The Lithonia woman had been released on bond since shortly after her arrest in early 2010 on charges she murdered her husband of 24 years.

Scott has scheduled a hearing to decide whether to let the guilty verdict stand or grant either an acquittal or a mistrial. David Ballin and his uncle George Ballin fear their relative will flee to her native Jamaica.

James contends the judge overstepped and broke the law when he released Pamela Ballin.

“Pamela L. Ballin — found guilty of malice murder — has been released into the community with no bond and against the laws of Georgia,” said a motion James filed in Superior Court on Monday. “Judge Mark Anthony Scott has no legal authority to consider either a mistrial or a directed verdict. … Once a jury returns its verdict, the trial has ended.”

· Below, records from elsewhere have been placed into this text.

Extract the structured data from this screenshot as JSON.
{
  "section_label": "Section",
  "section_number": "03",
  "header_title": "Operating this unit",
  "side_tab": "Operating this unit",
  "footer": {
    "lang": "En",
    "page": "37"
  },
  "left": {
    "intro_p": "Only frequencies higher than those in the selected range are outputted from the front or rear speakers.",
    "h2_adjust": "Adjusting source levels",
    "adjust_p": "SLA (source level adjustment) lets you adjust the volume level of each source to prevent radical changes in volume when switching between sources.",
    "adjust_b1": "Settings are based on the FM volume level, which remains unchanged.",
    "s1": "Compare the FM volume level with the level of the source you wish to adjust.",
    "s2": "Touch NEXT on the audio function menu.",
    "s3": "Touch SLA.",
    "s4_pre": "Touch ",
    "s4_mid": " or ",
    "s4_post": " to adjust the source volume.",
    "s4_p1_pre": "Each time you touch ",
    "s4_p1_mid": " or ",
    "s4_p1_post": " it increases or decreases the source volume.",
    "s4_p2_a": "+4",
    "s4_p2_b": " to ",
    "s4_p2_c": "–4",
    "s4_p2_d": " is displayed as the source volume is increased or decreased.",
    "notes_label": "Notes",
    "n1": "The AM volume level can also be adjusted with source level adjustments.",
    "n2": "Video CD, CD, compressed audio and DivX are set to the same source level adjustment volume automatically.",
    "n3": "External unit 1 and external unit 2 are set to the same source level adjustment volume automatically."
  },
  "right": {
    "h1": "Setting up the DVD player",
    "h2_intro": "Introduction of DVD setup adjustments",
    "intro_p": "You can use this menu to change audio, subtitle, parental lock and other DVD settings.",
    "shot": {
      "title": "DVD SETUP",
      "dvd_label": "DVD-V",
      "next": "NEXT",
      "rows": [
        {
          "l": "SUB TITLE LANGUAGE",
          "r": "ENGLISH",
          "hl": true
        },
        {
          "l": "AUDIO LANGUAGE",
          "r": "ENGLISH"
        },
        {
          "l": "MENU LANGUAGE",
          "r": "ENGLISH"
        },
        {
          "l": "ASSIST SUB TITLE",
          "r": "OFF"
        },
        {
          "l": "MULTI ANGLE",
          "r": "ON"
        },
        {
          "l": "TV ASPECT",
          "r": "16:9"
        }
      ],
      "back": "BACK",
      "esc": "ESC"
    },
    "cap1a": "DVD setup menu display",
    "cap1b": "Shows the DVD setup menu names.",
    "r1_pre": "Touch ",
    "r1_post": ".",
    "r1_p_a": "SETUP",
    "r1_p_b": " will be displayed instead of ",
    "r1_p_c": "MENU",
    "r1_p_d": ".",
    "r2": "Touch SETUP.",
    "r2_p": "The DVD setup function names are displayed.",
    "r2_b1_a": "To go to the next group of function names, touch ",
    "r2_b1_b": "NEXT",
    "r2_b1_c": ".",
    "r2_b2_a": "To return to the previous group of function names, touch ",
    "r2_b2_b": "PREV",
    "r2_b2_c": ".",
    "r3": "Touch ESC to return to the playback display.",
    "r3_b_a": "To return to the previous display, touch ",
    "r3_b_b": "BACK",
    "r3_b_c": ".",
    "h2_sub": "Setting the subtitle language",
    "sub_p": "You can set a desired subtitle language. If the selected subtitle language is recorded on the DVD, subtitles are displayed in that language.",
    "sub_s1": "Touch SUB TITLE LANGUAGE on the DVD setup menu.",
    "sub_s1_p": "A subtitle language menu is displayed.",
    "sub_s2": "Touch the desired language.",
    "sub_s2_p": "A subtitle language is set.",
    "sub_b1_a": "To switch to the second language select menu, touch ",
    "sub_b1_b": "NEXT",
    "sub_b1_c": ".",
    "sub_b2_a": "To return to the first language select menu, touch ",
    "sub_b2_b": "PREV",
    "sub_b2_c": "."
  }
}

But Ballin’s lawyer, Adams, said while it may be unorthodox and politically risky, Scott was well within his authority to grant an acquittal or mistrial after a jury verdict, as a Fayette County district attorney found out earlier this year.

“At the end of the day, there were some questions the court had about the evidence in the case,” Adams said. “The DA is giving Judge Scott a hard time, but he has the tough job.”

Adams asked for a mistrial because a key state witness, the crime scene investigator, ignored a court order to be available to be called to testify by the defense and instead went on vacation.

Instead, she testified by Skype, which Adams said was ineffective because he couldn’t properly question her about crime scene photos because she could not see them.

Adams called it critical testimony because DeKalb detectives contend Ballin staged a home invasion to blame for her 53-year-old husband’s death; Adams said the photos undermined the detectives’ theory. Also, detectives had contended that Ballin was having an affair — claiming she texted a lover days after the death — but the phone and text records that might have proved that had disappeared, Adams said.

“We contended that was a flat-out lie,” he said of the text. “That was just the way they painted her.”

Moreover, Adams argued that a directed verdict of an acquittal — something extremely rare in a criminal trial — could be supported in the Ballin case because he said detectives had been caught in misleading and untruthful testimony and there was nothing tying Ballin to the crime other than their theory that she killed her husband for life insurance money.

He said no evidence was produced at trial of any threatened divorce by the husband and only of one long-ended affair involving the wife and a DeKalb police officer. The detectives, who contended she increased her husband’s life insurance policy to $750,000, never checked with the agent, who testified that Derrick Ballin requested it, Adams said.

One detective had been so compromised by previous testimony at hearings that turned out to be false that prosecutors didn’t even call him to testify at trial, Adams said.

Plus, Adams noted, Derrick Ballin, who had been struck at least a dozen times with a heavy object, was still alive when police arrived — which supported his client’s claim that intruders had killed him while she hid in a bathroom.

The couple, who owned At Your Service Lawn Care and Landscaping, lived in Lithonia’s upscale Stoneleigh subdivision.

“Thinking practically, if you are going to kill the guy, why leave him alive so he possibly can say to the cops, ‘You did this to me,’ ” Adams said. “Their own expert said whoever assaulted him would be covered in blood. She didn’t have a drop of blood on her.”

To George Ballin, however, the jury had spoken. His brother was a gentle giant, the New York man said, whom he had seen angry only once — when they were kids and some others boys stole George’s bike.

The judge should have made the decision about a mistrial or directed verdict at trial, Ballin said, rather than waiting to see what the jury would do.

“You can’t change what 12 independent people came to an agreement on. Why go to the trial?” George Ballin said. “I don’t know about Georgia law, but that doesn’t seem right to me. That someone can be convicted of a crime like that and go home.”